Used to be well known! 😎
Europe
Just another word to the original question - no doubt for me that the image is of a juvenile Masked or Nazca Booby. I assume it's a stock photo - the quality is ample to ID it to that species pair. ID'ing immatures of that pair is very difficult. I recall there are some details of upper tail coverts that look promising and are being cautiously used, though I'm not up to speed on it.

This is becoming quite an issue on the W Coast of N America where Boobies of several species are moving around more, expanding their ranges etc ...


Hi pbjosh

Further to yet another sighting of Brown Booby off the coast of Cornwall, UK in the past few days:

Thank you for your comments on the original ID query but also your remarks regarding Nazca Boobies. I noted (and quickly skipped!) the potential confusion with this species and imm Northern Gannet in my first post on this thread - (one confusion Booby species seemed enough) as I did not realise they too were under going shifting patterns of global movement.

However, since you raised the separation difficulties between Masked and Nazca Booby, I thought it merited further discussion (most birders enjoy a good identification challenge). Given your thoughts as to the increasing extra-limital records vis a vis AGW (anthropomorphic global warming), population changes/dispersal of Boobies (and Northern Gannet!), and also given its sympatric nature with Masked Booby, I agree Nazca should be part of any discussion where confusion situations could present themselves. I too considered the potential impact of AGW on future records of Booby species in UK waters when reports of vagrant Brown Boobies started apparently increasing. It would be very interesting to track the route of their journey into UK waters given their propensity for nearer off shore feeding cf to some palagics.

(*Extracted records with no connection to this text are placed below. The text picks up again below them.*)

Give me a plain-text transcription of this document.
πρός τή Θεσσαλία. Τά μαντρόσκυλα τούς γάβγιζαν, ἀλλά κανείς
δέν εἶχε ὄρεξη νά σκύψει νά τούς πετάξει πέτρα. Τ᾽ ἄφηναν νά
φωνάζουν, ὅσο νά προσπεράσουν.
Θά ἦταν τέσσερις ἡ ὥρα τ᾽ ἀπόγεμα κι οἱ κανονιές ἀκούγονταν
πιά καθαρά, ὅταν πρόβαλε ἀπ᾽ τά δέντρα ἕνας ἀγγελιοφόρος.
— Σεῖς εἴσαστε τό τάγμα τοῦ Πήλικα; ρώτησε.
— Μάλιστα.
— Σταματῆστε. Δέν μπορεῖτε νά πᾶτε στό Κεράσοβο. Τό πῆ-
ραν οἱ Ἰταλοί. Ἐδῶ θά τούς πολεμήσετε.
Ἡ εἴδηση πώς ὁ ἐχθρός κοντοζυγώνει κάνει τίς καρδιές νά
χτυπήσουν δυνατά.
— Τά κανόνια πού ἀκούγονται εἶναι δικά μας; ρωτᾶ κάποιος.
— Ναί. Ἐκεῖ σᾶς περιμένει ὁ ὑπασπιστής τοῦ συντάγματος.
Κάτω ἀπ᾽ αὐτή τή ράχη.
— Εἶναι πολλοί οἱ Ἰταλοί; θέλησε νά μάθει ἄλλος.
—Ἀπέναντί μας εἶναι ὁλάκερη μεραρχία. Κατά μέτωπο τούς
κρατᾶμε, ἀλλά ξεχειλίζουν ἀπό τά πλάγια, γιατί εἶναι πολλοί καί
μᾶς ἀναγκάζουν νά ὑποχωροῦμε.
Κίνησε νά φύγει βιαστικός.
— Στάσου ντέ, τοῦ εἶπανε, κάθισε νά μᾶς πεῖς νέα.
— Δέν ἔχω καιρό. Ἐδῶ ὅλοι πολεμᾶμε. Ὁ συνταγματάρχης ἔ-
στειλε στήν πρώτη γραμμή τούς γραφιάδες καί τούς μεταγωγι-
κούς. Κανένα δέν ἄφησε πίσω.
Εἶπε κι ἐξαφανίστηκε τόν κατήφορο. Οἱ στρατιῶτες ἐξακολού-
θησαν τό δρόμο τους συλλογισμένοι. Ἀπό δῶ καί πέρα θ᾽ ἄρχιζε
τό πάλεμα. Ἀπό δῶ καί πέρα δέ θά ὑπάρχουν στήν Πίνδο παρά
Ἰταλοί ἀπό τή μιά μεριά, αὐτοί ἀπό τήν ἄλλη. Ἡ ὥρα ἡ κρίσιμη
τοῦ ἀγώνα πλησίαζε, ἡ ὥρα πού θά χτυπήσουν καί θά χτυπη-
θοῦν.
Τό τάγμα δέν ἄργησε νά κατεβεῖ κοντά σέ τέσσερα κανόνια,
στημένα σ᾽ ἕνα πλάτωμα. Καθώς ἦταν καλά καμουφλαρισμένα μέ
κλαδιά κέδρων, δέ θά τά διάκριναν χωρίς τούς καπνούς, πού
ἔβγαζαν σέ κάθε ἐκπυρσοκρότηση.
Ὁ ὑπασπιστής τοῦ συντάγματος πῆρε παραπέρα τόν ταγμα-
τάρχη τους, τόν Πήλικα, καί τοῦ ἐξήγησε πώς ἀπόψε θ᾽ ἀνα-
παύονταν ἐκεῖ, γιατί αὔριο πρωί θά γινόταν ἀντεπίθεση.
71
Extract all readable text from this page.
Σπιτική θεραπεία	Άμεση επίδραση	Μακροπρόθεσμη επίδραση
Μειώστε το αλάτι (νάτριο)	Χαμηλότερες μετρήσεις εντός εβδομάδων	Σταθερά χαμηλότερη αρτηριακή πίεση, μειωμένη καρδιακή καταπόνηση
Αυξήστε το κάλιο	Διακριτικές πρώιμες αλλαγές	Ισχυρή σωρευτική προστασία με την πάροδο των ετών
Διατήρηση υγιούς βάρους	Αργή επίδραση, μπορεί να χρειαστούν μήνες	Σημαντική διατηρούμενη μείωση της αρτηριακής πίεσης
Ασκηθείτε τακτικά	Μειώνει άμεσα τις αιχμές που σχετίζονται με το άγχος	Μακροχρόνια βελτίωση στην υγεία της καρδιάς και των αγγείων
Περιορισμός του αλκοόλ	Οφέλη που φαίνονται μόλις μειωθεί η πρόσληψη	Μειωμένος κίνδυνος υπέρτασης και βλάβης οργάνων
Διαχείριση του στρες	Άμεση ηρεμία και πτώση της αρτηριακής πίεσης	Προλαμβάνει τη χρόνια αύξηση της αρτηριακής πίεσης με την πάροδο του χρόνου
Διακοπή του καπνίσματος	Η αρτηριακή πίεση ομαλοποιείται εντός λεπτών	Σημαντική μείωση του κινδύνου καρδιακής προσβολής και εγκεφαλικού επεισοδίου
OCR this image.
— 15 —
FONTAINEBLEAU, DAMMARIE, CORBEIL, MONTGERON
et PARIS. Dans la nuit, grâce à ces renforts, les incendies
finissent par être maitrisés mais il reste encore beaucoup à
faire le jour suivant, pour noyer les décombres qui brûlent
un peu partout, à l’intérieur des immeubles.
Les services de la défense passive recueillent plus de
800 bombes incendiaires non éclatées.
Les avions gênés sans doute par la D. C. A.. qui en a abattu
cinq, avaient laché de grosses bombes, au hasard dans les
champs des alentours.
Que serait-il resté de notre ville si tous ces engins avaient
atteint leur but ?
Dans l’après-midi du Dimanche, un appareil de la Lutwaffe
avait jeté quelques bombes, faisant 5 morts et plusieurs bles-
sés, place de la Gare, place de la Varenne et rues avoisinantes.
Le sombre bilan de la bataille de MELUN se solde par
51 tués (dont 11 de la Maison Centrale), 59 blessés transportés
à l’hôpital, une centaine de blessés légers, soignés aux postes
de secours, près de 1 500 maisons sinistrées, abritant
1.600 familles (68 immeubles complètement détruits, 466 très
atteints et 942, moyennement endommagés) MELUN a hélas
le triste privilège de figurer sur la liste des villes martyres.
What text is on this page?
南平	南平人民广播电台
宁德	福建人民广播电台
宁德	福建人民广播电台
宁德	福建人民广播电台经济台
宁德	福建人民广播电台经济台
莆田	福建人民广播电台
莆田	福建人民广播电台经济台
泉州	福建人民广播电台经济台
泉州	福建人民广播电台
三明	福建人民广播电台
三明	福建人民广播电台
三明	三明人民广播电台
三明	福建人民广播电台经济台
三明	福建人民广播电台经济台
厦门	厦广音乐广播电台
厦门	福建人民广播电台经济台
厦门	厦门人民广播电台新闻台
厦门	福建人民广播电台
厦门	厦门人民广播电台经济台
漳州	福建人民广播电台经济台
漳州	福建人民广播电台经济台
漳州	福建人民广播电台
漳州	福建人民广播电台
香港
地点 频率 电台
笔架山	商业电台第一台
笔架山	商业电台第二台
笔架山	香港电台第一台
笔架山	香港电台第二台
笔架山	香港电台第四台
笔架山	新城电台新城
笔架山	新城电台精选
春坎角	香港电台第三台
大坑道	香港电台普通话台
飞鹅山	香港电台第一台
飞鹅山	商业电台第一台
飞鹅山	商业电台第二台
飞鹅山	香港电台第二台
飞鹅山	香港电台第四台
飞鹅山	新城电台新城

After googling hundreds of online images of immature Masked and Nazca Boobies looking at ways to separate them, I began to see bill colour as a possible criteria along with the central retrices you mentioned earlier. I then googled ‘bill’ colour as identification criteria for these two species and came across an excellent paper (which you may have already read) which contains some good photographic illustrations also

https://www.birdpop.org/docs/pubs/Pyle_2020_Molt_Age_and_ID_of_MABO_and_NABO.pdf


From the second plumage cycle (prebasic) (at around 17-22 months) of these immatures, it seems the bill colour of Nazca and Masked becomes a fairly reliable separation character - only ‘fairly’ as there is as always with these things a small degree of overlap and intra-specific variation. There are reported, from the studies carried out, of colour combinations that are expressed as a prediction of adult bill colour in each species. A weakness of the scientific data however lies in the studies focussed on one geographical population. It could be that other populations have no phenotypical differences and/or environmental factors/diet determine bill colour variation rather than genotypical differences between Masked and Nazca species.

Also, the criteria of central retrix colour that you referrred to earlier is also discussed which would certainly be helpful in the field if that were to gain established and proven reliability. I’ve not been able to find any reliable images for separating the underwing pattern of these immature birds and the bill colour again, as a distant sea view criteria, will remain largely inadequate.

Nazca

https://www.oiseaux.net/photos/francoise.folliard/nazca.booby.5.html

www.slrobertson.com/galleries/south...ls/galapagos-birds/juvenile-nazca-booby-6.htm

more thoughts on bill colour

http://www.sandiegobirding.com/?p=5340

Masked Booby

https://ebird.org/media/catalog?taxonCode=masboo&regionCode=&mediaType=p

I’ve not checked all the above links (especially ebirds) for accuracy so if anyone sees any that have been wrongly identified ...?
 

njlarsen

Gallery Moderator
Opus Editor
Supporter
Barbados
Now you mention bill color of boobies: Brown B differs in bill color in Australia vs Caribbean. It would not be unreasonable to expect other species to differ as well. The small range of Nazca as currently understood (if I understand correctly) helps.